Hong Kong, changed overnight by a new law, navigates a new reality
HONG KONG — A barge draped with red banners celebrating China’s new security law sailed across Hong Kong’s famed Victoria Harbor only hours after the legislation passed. Police now hoist a purple sign warning protesters that their chants could be criminal. Along major roads throughout the city, neoncolored flags hailing a new era of stability and prosperity stand erect as soldiers.
In recent days, as China took a victory lap over the law it imposed on the city Tuesday, the defiant masses who once filled Hong Kong’s streets in protest have largely gone quiet. Sticky notes that had plastered the walls of pro-democracy businesses vanished, taken down by owners suddenly fearful of the words scribbled on them.
Seemingly overnight, Hong Kong was visibly and viscerally different, its more than 7 million people left to navigate what the law would mean to their lives.
For some who had been alarmed by the ferocity of last year’s unrest, which at times transformed public areas into smoke-filled battlefields, the law brought relief and optimism. For others, who had hoped the desperate protest campaign would help secure long-cherished freedoms, it signaled a new era of fear and uncertainty.
“This is home,” said Ming Tse, sitting in the cafe he manages, which once supported the protesters. “But I don’t think this place loves us anymore.”
For months, Tse’s love for his home was advertised at his shop in the working-class neighborhood of North Point. The oat milk carton at the cash register sat behind postcards of protest art. A poster condemned the police shootings of two student demonstrators. Even after opponents of the movement threatened to vandalize the shop last fall, the decorations stayed.

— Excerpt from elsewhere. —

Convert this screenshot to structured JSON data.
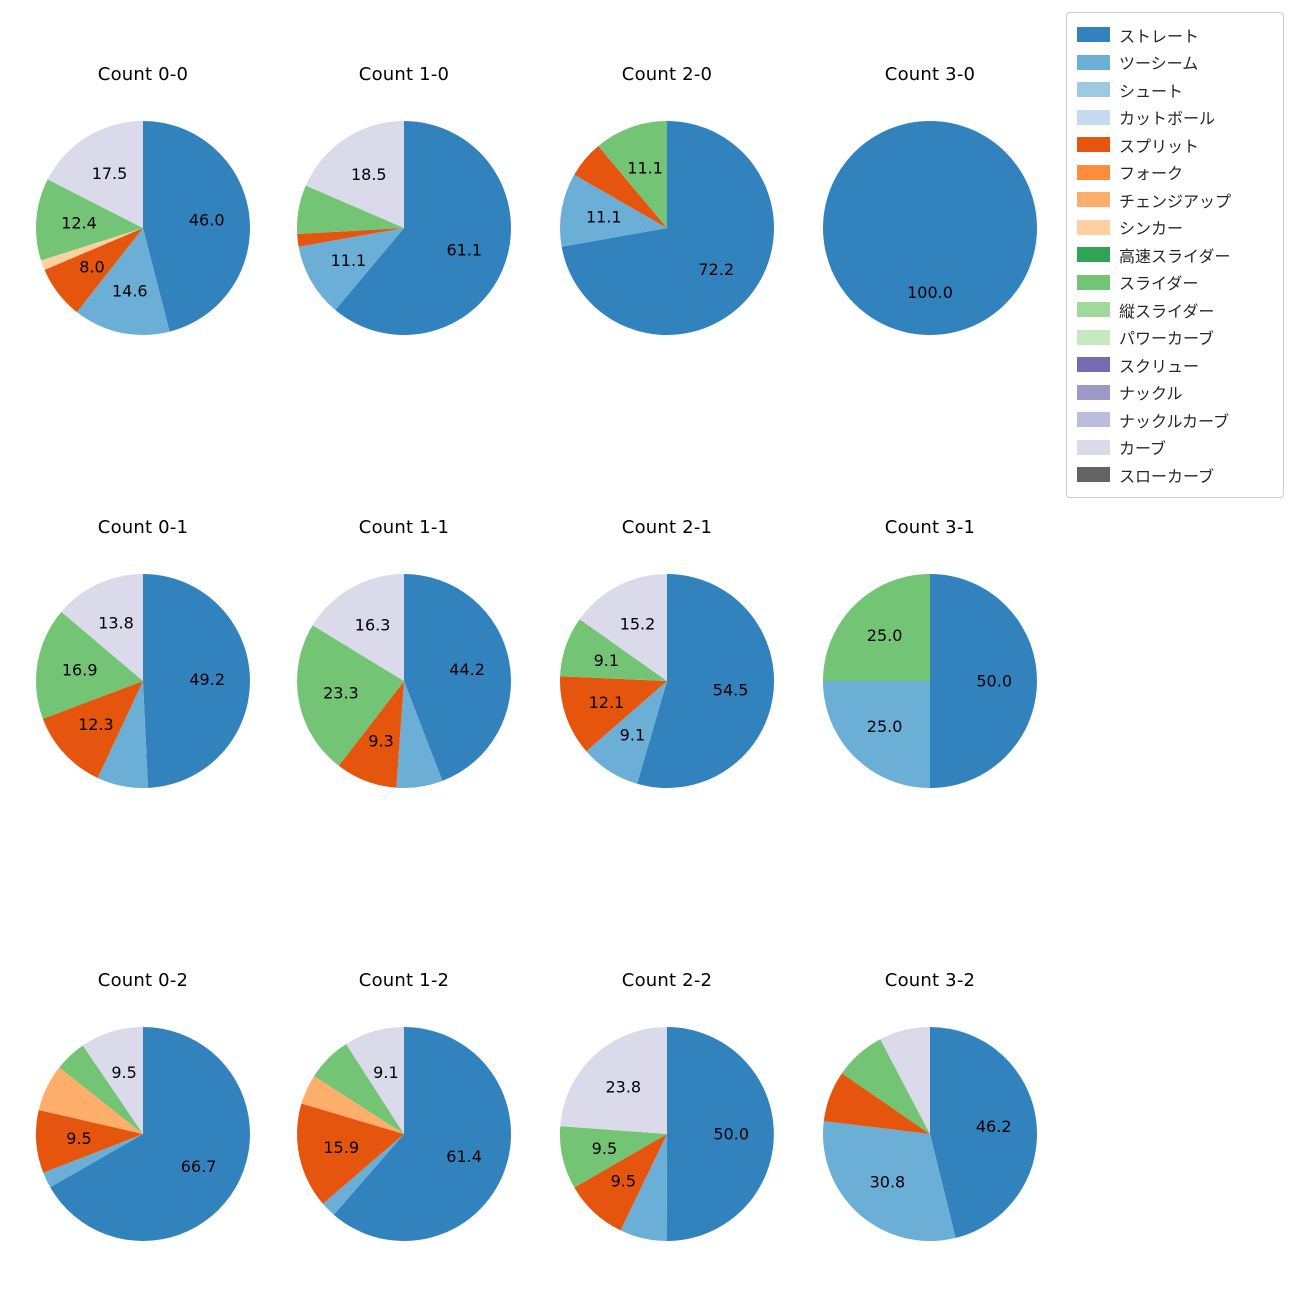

But on Thursday, Tse, 34, took everything down. News reports said police officers had interrogated owners of restaurants with similar protest paraphernalia. The security law criminalizes “subversion” of the government, a crime that the police say encompasses political slogans.

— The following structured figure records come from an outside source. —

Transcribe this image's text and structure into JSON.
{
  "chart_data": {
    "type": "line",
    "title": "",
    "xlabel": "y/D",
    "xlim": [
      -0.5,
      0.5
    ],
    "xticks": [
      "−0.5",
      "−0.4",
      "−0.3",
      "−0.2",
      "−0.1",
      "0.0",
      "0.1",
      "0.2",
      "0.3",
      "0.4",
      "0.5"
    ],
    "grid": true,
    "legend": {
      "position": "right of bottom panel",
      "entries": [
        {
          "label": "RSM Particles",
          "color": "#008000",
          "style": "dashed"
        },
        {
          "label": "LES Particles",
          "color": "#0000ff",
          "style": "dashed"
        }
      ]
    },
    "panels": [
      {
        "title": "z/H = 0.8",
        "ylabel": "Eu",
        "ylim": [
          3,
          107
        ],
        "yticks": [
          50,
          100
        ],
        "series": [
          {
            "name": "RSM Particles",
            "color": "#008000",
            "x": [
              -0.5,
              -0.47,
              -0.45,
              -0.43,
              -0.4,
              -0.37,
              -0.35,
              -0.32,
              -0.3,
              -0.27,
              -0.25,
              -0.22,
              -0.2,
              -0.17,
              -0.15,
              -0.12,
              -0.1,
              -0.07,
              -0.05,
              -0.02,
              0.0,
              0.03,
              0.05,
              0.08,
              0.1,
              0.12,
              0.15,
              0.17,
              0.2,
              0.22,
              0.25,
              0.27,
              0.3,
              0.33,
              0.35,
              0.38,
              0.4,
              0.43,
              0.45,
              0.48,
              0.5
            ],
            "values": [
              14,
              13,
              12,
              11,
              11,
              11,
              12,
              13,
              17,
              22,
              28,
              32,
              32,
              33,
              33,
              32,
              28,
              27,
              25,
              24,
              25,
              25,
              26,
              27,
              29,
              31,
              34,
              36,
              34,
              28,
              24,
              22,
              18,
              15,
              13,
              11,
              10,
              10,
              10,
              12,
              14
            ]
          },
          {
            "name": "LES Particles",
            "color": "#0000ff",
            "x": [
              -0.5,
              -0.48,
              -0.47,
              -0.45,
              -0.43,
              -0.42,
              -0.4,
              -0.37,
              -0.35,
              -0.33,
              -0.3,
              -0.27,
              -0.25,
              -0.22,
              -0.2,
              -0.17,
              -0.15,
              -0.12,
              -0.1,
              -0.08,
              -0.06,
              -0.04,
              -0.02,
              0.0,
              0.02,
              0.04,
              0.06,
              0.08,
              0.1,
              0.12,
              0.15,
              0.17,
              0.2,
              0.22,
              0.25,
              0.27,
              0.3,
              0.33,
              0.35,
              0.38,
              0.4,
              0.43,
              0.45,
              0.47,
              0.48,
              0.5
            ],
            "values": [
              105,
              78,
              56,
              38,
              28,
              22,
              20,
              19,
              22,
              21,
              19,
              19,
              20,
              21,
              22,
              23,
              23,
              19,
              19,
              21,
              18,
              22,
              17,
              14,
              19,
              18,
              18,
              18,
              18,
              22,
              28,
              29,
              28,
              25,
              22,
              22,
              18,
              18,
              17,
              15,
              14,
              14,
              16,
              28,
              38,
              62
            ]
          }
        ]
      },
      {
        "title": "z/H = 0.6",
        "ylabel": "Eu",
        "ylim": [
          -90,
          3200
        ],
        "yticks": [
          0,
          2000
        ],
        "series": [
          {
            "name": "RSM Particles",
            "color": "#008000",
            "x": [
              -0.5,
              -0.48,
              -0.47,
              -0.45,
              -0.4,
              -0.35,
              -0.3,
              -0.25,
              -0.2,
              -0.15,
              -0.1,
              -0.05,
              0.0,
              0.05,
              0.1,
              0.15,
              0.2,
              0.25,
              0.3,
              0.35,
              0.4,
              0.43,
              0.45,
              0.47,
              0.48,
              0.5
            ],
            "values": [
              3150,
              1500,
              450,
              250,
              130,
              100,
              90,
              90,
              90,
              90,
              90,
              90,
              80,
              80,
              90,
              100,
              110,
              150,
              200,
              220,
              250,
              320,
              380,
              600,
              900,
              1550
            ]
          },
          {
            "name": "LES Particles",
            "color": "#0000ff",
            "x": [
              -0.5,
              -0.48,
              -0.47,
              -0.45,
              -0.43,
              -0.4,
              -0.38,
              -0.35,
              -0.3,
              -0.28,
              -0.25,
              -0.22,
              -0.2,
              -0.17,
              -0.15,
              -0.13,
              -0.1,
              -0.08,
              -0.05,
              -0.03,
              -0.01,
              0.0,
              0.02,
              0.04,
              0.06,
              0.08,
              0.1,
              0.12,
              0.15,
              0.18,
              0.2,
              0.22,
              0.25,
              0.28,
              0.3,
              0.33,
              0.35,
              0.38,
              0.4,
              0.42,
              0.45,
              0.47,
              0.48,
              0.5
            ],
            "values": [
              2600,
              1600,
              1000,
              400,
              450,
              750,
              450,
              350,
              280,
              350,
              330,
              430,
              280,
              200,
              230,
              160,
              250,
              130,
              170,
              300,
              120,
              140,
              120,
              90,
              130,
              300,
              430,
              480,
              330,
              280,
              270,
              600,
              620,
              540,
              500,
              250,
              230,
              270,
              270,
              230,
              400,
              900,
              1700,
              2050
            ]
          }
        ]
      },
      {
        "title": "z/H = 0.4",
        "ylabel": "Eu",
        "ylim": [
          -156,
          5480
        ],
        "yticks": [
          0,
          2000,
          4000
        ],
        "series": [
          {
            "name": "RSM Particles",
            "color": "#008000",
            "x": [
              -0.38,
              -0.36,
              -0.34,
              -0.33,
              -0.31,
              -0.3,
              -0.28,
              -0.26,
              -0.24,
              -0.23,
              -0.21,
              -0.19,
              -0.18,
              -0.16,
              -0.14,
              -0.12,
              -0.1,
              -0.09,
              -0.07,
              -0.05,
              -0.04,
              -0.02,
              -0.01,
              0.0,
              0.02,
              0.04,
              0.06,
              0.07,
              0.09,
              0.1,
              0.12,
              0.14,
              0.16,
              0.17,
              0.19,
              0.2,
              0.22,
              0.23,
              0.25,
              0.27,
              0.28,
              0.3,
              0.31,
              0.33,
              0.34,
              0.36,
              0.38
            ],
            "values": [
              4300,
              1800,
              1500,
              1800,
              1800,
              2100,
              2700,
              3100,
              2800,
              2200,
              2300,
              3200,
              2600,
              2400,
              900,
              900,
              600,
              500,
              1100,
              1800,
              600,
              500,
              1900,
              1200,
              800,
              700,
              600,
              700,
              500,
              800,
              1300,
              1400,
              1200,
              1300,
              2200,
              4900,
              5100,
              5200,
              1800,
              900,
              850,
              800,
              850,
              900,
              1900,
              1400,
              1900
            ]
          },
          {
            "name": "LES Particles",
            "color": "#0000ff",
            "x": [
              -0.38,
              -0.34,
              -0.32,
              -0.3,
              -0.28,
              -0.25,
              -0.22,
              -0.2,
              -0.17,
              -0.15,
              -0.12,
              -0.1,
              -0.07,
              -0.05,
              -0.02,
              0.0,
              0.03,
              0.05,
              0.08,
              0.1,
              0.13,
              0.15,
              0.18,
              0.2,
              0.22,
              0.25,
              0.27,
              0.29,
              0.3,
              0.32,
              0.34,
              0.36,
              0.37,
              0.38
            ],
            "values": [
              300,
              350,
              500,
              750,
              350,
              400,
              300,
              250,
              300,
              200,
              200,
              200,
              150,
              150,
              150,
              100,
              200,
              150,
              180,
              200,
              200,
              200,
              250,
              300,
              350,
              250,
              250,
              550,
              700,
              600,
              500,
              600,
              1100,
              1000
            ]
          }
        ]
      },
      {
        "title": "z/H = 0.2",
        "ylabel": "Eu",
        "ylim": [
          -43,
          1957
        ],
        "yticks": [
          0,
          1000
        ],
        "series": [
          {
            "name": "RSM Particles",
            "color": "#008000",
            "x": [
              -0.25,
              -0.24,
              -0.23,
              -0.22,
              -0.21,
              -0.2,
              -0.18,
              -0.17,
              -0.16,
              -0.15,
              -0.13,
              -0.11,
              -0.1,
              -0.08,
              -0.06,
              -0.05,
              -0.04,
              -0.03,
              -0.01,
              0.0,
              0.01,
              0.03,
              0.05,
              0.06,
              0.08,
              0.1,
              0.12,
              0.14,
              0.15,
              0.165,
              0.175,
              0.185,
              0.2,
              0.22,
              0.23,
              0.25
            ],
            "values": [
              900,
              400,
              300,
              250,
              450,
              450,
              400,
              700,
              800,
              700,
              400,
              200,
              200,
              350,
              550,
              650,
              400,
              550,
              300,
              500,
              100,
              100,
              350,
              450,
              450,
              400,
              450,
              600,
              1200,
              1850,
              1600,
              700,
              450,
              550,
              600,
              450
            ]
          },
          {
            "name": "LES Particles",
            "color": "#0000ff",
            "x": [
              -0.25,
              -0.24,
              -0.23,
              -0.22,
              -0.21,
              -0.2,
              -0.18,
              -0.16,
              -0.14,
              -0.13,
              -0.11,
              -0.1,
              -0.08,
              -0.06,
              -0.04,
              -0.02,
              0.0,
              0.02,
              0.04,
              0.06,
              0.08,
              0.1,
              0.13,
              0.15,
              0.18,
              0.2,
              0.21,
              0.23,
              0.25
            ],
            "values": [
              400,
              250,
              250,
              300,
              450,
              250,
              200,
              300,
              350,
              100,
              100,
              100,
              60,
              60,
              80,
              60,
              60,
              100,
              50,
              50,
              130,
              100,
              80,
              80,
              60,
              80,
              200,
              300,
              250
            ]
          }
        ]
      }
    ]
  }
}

That the lines of criminality had been redrawn became clear Friday, when authorities charged a 24year-old man with terrorism and inciting separatism — the first person to be indicted under the new law. With a “Liberate Hong Kong” flag mounted on the back of his motorcycle, the man careened into a group of police officers on Wednesday, the anniversary of Hong Kong’s return to China from British rule.
Most years, that holiday draws large pro-democracy rallies. But this time, they were banned. Protests were scattered, and police swept in and arrested hundreds. Ten people, including a 15year-old girl, were accused of “inciting subversion,” a vaguely-defined crime under the new law; some had merely waved flags, bearing slogans that had never been explicitly outlawed.
Police collected DNA samples and searched the homes of the 10 people arrested on suspicion of inciting subversion — measures that seemed excessive when applied to people accused only of possessing pamphlets, said Janet Pang, a lawyer who is helping some of them.
The Hong Kong government has insisted that free speech is not under threat. But Saturday, the city’s public library system said books by some prominent activists had been removed from circulation while officials reviewed whether they violated the new law.
Even as old markers of resistance have come down, subtler ones have surfaced. Some protesters have turned to puns and created new meaning from well-worn phrases, a tactic long adopted by mainland internet users to skirt government censorship.
On Wednesday, in one of the city’s commercial hubs, someone spray-painted “Arise, ye who refuse to be slaves” — the opening line of China’s national anthem.
And one shop hung up nearly 24 posters of propaganda from Mao-era China, including one that read: “Revolution is not a crime, rebellion is reasonable.”